Several Utah Jazz players and coaches know exactly what Final Four weekend is all about. Jazz starting forward Marvin Williams' North Carolina team won the NCAA championship in 2005, as did Jazz reserve guard Brandon Rush's Kansas team in 2008. And Jazz assistant coach Sidney Lowe was a starting guard on the North Carolina State squad that won a most memorable NCAA tournament title back in 1983.
Three other current Jazz players — Trey Burke (Michigan, 2013), Gordon Hayward (Butler, 2010) and Richard Jefferson (Arizona, 2001) — each lost in the national championship game, as did Jazz assistant coaches Alex Jensen (Utah, 1998) and Mike Sanders (UCLA, 1980).

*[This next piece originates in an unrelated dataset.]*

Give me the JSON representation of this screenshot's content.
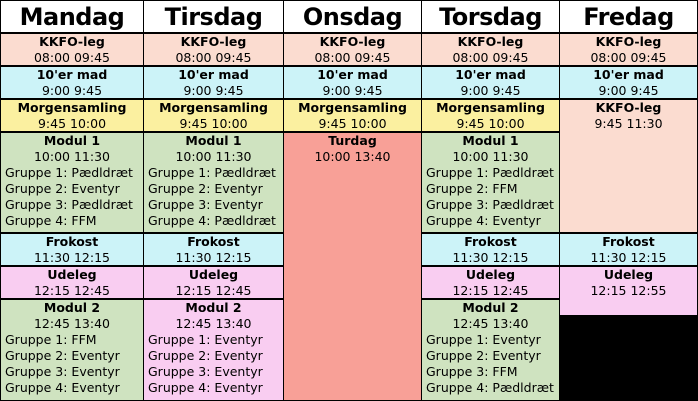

And Jazz guard John Lucas III's Oklahoma State squad lost in the NCAA semifinals in 2004.
It's only been a year since Burke's Michigan team lost to Louisville in the title showdown, so those memories are still pretty fresh on the Jazz rookie point guard's mind.
"Seems like it was just yesterday we was there," he said Friday. "It was about a year ago, so obviously I'll be watching. I've got a good friend, Traevon Jackson, that plays for Wisconsin, so I'll be rooting for him.
"You always want to win those games. It's the last game of the season; it's the national championship, and coming that close to winning a national championship and losing is always tough.
"But as a competitor, you've just got to move forward and find where you made your mistakes at and just try to learn from all your losses," Burke said.
On April 8, 2013, Burke and his Wolverine teammates lost to Louisville, 82-76, despite 24 points by Burke, who was named the national player of the year.
Hayward can certainly relate to that feeling. He led Butler all the way to the NCAA title game four years ago, when the Duke Blue Devils escaped with a 61-59 victory — but only after Hayward's half-court shot at the final buzzer bounced off the backboard and barely missed going in.
Hayward says his desperation attempt was actually closer to going in than he thought it would be when it left his hands.
"I didn't try to bank it so, from my angle, I thought it was way off," he said following Friday morning's shootaround. "So it was closer than I thought."
Hayward figures that, had he made that potential game-winning shot, he'd still get asked about it at this time of year.
"I think people would ask about, you know, it would be the same type of questions, just the fact that it went in," he said. "So I don't know if it would be any different — just better memories, I guess.
"As a competitor, you hate losing and so you're the first loser in that situation. At least you gave yourself a chance, and I think later in life I'll look back and say we had a hell of a run. But there' still a pretty bitter taste in my mouth from that."
And, at times, Hayward admits it's a little frustrating to continually hear about all the "what ifs?" associated with that fateful shot.
"I've seen it a bunch, just because they show highlights of it all the time," he said. "It seems almost like anytime someone has a half-court heave, they say something about it, too. So it's pretty annoying, actually."